I opened my eyes and looked up at him. His eyes bored into mine, and I could see it, burning inside. The love.
“Make love to me,” I asked. “Tell me all the things that you feel about me.”
He moved over me, his eyes a clear, cornflower blue. “You are my soul, my life, my existence. Without you, I am nothing.”
The quiz ended, and I totaled up my score. I flipped to the next page to read my result. “You have found your soul mate,” it proclaimed, in large pink script. “Sweetheart, they don’t get any better than this. Lacking intimacy and trust issues, he’s revealing who he really is- and he cares who you really are. This man is a lifetime keeper.”
He is your soul mate. Complete with a brand spanking new soul that he got just for you. I felt a rush of anxiety and confusion. He is your soul mate. Yeah, it was just a stupid quiz. But-
There was a knock at the door. “Buffy?”
I let the magazine drop behind the bed. “Come on in, Spike.”
“That’s okay. Just making sure you hadn’t knocked yourself unconscious or something.”
“I’m fine. Come in and keep me company.”
Spike opened the door and came in, standing barely over the threshold. He was wearing chino pants and a blue rugby shirt, brown oxfords on his feet. “Why are you dressed all preppy? You looked like that last night, too.”

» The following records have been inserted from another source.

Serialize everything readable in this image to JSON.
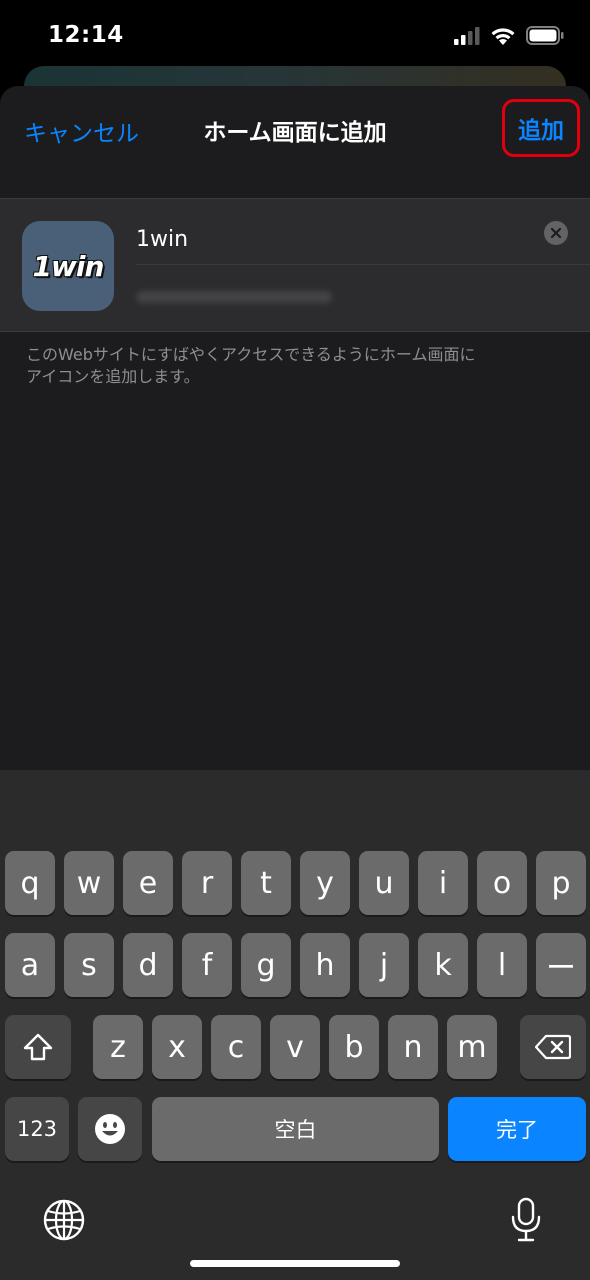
{
  "status_bar": {
    "time": "12:14"
  },
  "nav": {
    "cancel_label": "キャンセル",
    "title": "ホーム画面に追加",
    "add_label": "追加"
  },
  "app": {
    "icon_text": "1win",
    "name_value": "1win"
  },
  "description": "このWebサイトにすばやくアクセスできるようにホーム画面に\nアイコンを追加します。",
  "keyboard": {
    "row1": [
      "q",
      "w",
      "e",
      "r",
      "t",
      "y",
      "u",
      "i",
      "o",
      "p"
    ],
    "row2": [
      "a",
      "s",
      "d",
      "f",
      "g",
      "h",
      "j",
      "k",
      "l",
      "ー"
    ],
    "row3": [
      "z",
      "x",
      "c",
      "v",
      "b",
      "n",
      "m"
    ],
    "numbers_label": "123",
    "space_label": "空白",
    "done_label": "完了"
  },
  "colors": {
    "accent": "#0a84ff",
    "highlight_border": "#e0000e",
    "sheet_bg": "#1c1c1e"
  },
  "icons": [
    "cellular-signal-icon",
    "wifi-icon",
    "battery-icon",
    "clear-icon",
    "shift-icon",
    "delete-icon",
    "emoji-icon",
    "globe-icon",
    "microphone-icon"
  ]
}
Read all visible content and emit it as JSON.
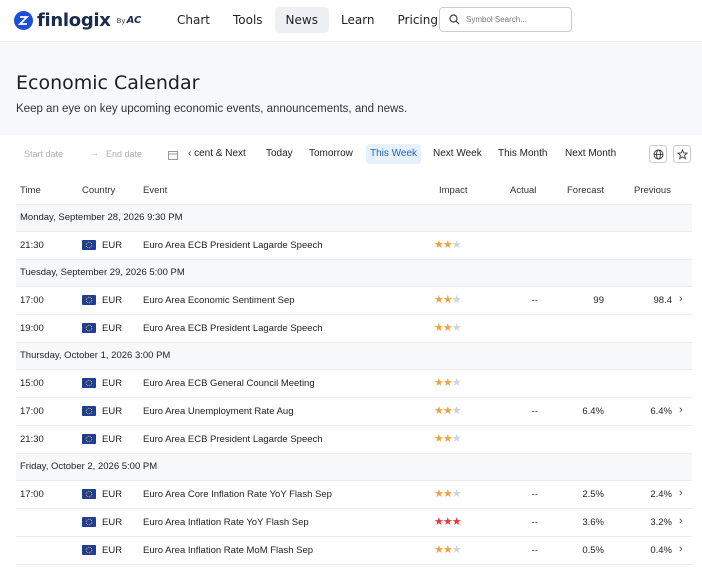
{
  "header": {
    "logo_text": "finlogix",
    "logo_by": "By",
    "logo_brand": "AC",
    "nav": [
      {
        "label": "Chart",
        "active": false
      },
      {
        "label": "Tools",
        "active": false
      },
      {
        "label": "News",
        "active": true
      },
      {
        "label": "Learn",
        "active": false
      },
      {
        "label": "Pricing",
        "active": false
      }
    ],
    "search": {
      "placeholder": "Symbol Search..."
    }
  },
  "hero": {
    "title": "Economic Calendar",
    "subtitle": "Keep an eye on key upcoming economic events, announcements, and news."
  },
  "filters": {
    "start_placeholder": "Start date",
    "arrow": "→",
    "end_placeholder": "End date",
    "quick": [
      {
        "label": "‹ cent & Next",
        "active": false
      },
      {
        "label": "Today",
        "active": false
      },
      {
        "label": "Tomorrow",
        "active": false
      },
      {
        "label": "This Week",
        "active": true
      },
      {
        "label": "Next Week",
        "active": false
      },
      {
        "label": "This Month",
        "active": false
      },
      {
        "label": "Next Month",
        "active": false
      }
    ],
    "icons": [
      "globe-icon",
      "star-icon"
    ]
  },
  "table": {
    "headers": {
      "time": "Time",
      "country": "Country",
      "event": "Event",
      "impact": "Impact",
      "actual": "Actual",
      "forecast": "Forecast",
      "previous": "Previous"
    },
    "groups": [
      {
        "label": "Monday, September 28, 2026 9:30 PM",
        "rows": [
          {
            "time": "21:30",
            "currency": "EUR",
            "event": "Euro Area ECB President Lagarde Speech",
            "impact": 2,
            "actual": "",
            "forecast": "",
            "previous": "",
            "chevron": false
          }
        ]
      },
      {
        "label": "Tuesday, September 29, 2026 5:00 PM",
        "rows": [
          {
            "time": "17:00",
            "currency": "EUR",
            "event": "Euro Area Economic Sentiment Sep",
            "impact": 2,
            "actual": "--",
            "forecast": "99",
            "previous": "98.4",
            "chevron": true
          },
          {
            "time": "19:00",
            "currency": "EUR",
            "event": "Euro Area ECB President Lagarde Speech",
            "impact": 2,
            "actual": "",
            "forecast": "",
            "previous": "",
            "chevron": false
          }
        ]
      },
      {
        "label": "Thursday, October 1, 2026 3:00 PM",
        "rows": [
          {
            "time": "15:00",
            "currency": "EUR",
            "event": "Euro Area ECB General Council Meeting",
            "impact": 2,
            "actual": "",
            "forecast": "",
            "previous": "",
            "chevron": false
          },
          {
            "time": "17:00",
            "currency": "EUR",
            "event": "Euro Area Unemployment Rate Aug",
            "impact": 2,
            "actual": "--",
            "forecast": "6.4%",
            "previous": "6.4%",
            "chevron": true
          },
          {
            "time": "21:30",
            "currency": "EUR",
            "event": "Euro Area ECB President Lagarde Speech",
            "impact": 2,
            "actual": "",
            "forecast": "",
            "previous": "",
            "chevron": false
          }
        ]
      },
      {
        "label": "Friday, October 2, 2026 5:00 PM",
        "rows": [
          {
            "time": "17:00",
            "currency": "EUR",
            "event": "Euro Area Core Inflation Rate YoY Flash Sep",
            "impact": 2,
            "actual": "--",
            "forecast": "2.5%",
            "previous": "2.4%",
            "chevron": true
          },
          {
            "time": "",
            "currency": "EUR",
            "event": "Euro Area Inflation Rate YoY Flash Sep",
            "impact": 3,
            "actual": "--",
            "forecast": "3.6%",
            "previous": "3.2%",
            "chevron": true
          },
          {
            "time": "",
            "currency": "EUR",
            "event": "Euro Area Inflation Rate MoM Flash Sep",
            "impact": 2,
            "actual": "--",
            "forecast": "0.5%",
            "previous": "0.4%",
            "chevron": true
          }
        ]
      }
    ]
  },
  "colors": {
    "brand": "#1a2b4c",
    "logo_mark": "#1d4ed8",
    "active_tab_bg": "#e7f1fb",
    "active_tab_text": "#1d64c4",
    "star_medium": "#f0a33a",
    "star_high": "#e0393e",
    "star_off": "#cfd2d6",
    "eu_flag": "#1f3d95"
  }
}
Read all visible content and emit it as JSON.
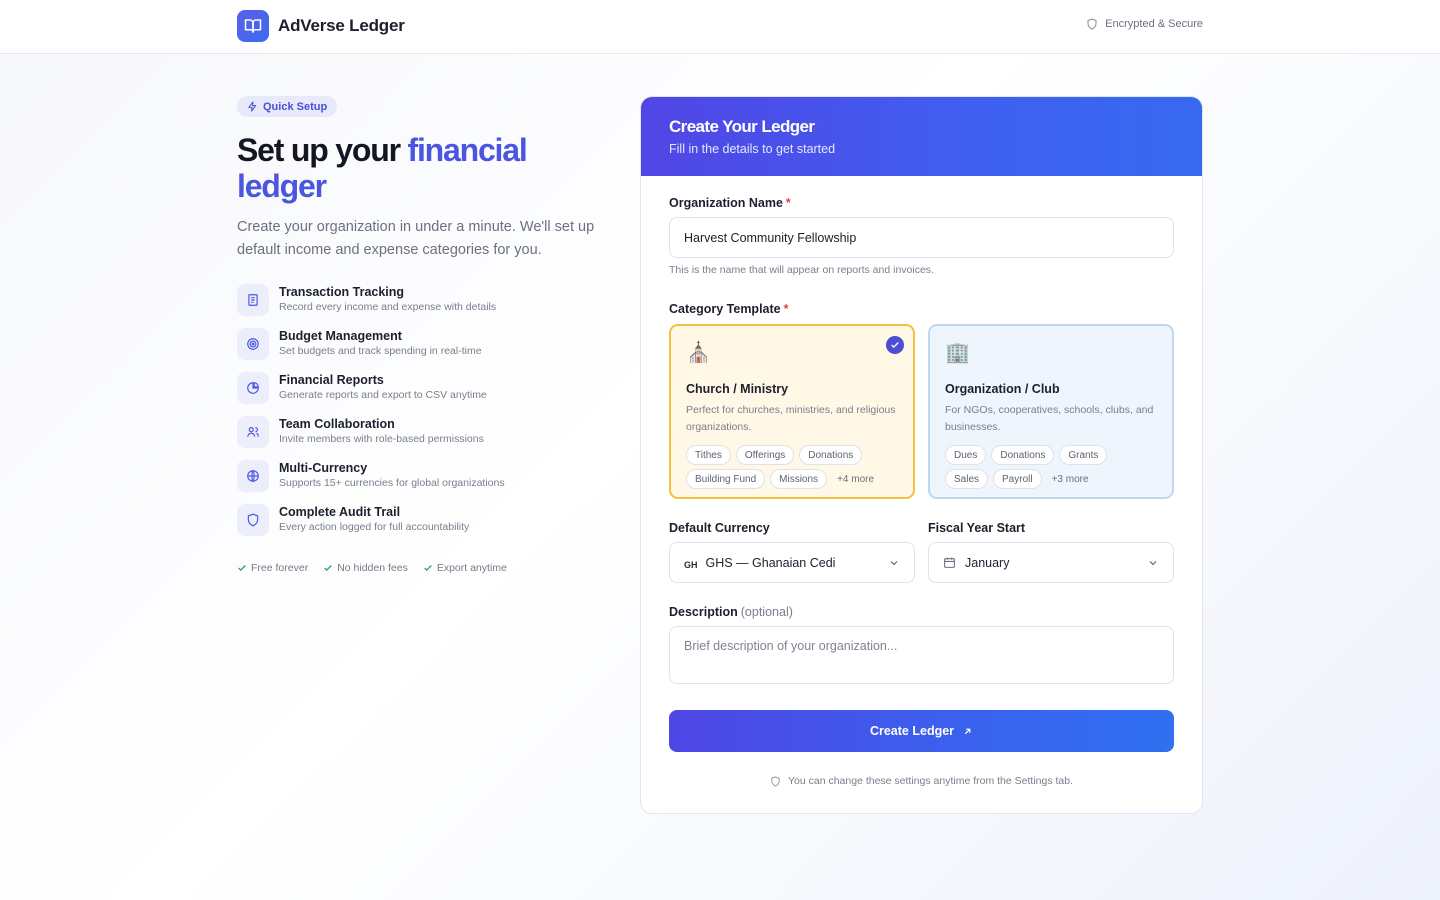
{
  "app": {
    "name": "AdVerse Ledger",
    "secure_label": "Encrypted & Secure"
  },
  "intro": {
    "badge": "Quick Setup",
    "headline_plain": "Set up your ",
    "headline_accent": "financial ledger",
    "lead": "Create your organization in under a minute. We'll set up default income and expense categories for you.",
    "features": [
      {
        "title": "Transaction Tracking",
        "subtitle": "Record every income and expense with details",
        "icon": "receipt-icon"
      },
      {
        "title": "Budget Management",
        "subtitle": "Set budgets and track spending in real-time",
        "icon": "target-icon"
      },
      {
        "title": "Financial Reports",
        "subtitle": "Generate reports and export to CSV anytime",
        "icon": "pie-chart-icon"
      },
      {
        "title": "Team Collaboration",
        "subtitle": "Invite members with role-based permissions",
        "icon": "users-icon"
      },
      {
        "title": "Multi-Currency",
        "subtitle": "Supports 15+ currencies for global organizations",
        "icon": "globe-icon"
      },
      {
        "title": "Complete Audit Trail",
        "subtitle": "Every action logged for full accountability",
        "icon": "shield-icon"
      }
    ],
    "perks": [
      "Free forever",
      "No hidden fees",
      "Export anytime"
    ]
  },
  "form": {
    "title": "Create Your Ledger",
    "subtitle": "Fill in the details to get started",
    "org_name": {
      "label": "Organization Name",
      "required_mark": "*",
      "value": "Harvest Community Fellowship",
      "hint": "This is the name that will appear on reports and invoices."
    },
    "template": {
      "label": "Category Template",
      "required_mark": "*",
      "options": [
        {
          "emoji": "⛪",
          "name": "Church / Ministry",
          "description": "Perfect for churches, ministries, and religious organizations.",
          "chips": [
            "Tithes",
            "Offerings",
            "Donations",
            "Building Fund",
            "Missions"
          ],
          "more": "+4 more",
          "selected": true
        },
        {
          "emoji": "🏢",
          "name": "Organization / Club",
          "description": "For NGOs, cooperatives, schools, clubs, and businesses.",
          "chips": [
            "Dues",
            "Donations",
            "Grants",
            "Sales",
            "Payroll"
          ],
          "more": "+3 more",
          "selected": false
        }
      ]
    },
    "currency": {
      "label": "Default Currency",
      "code_badge": "GH",
      "value": "GHS — Ghanaian Cedi"
    },
    "fiscal_year": {
      "label": "Fiscal Year Start",
      "value": "January"
    },
    "description": {
      "label": "Description",
      "optional": "(optional)",
      "placeholder": "Brief description of your organization..."
    },
    "submit_label": "Create Ledger",
    "footnote": "You can change these settings anytime from the Settings tab."
  },
  "colors": {
    "accent": "#4a55e0",
    "gradient_start": "#5146e5",
    "gradient_end": "#3769f0",
    "selected_border": "#f2c043",
    "required": "#e0414c",
    "check": "#22a06b"
  }
}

“Dress code,” he said simply. “Work.”
“You have a job?”
“Half the rent on the apartment.”
“Xander shouldn’t make you pay half,” I argued. “You’re living in the closet!” He shrugged, crossing his arms over his chest. “What kind of a job did you get?”
“I’m a host.”
“A host of what?” I asked.
“Italian restaurant. Hand out menus, show people to their table, take reservations.”
“Like a real person,” I said. He flinched and turned away. “I’m sorry. I didn’t mean that.”
“Yes you did,” he said. “Don’t bother pretending.”
“I know you’re a real person,” I argued. “You have a soul, you’re real.”
“Is that the criteria?” he asked bitterly. “Because all this time, several human lifetimes worth, in fact, I thought I was real.”
“Stop twisting things around,” I told him.
“You stop twisting things around to please yourself, Slayer,” he said.
“I’m acknowledging you’re real," I said. “You, Spike, have a soul. You are a real person. There. Is that good enough for you?”
“Not really, no,” he said.
“Well, what the hell do you want?” I asked. “I got you a place to live, got you out of the evil brain sucking basement. What else do you want from me? My undying love and affection?”
He wanted to hit me. I could see it in his face, read it in his eyes, watch his fingers opening and closing, as if he wanted to squeeze the life right out of my body. “Right now, Slayer, that’s the last thing I want from you.”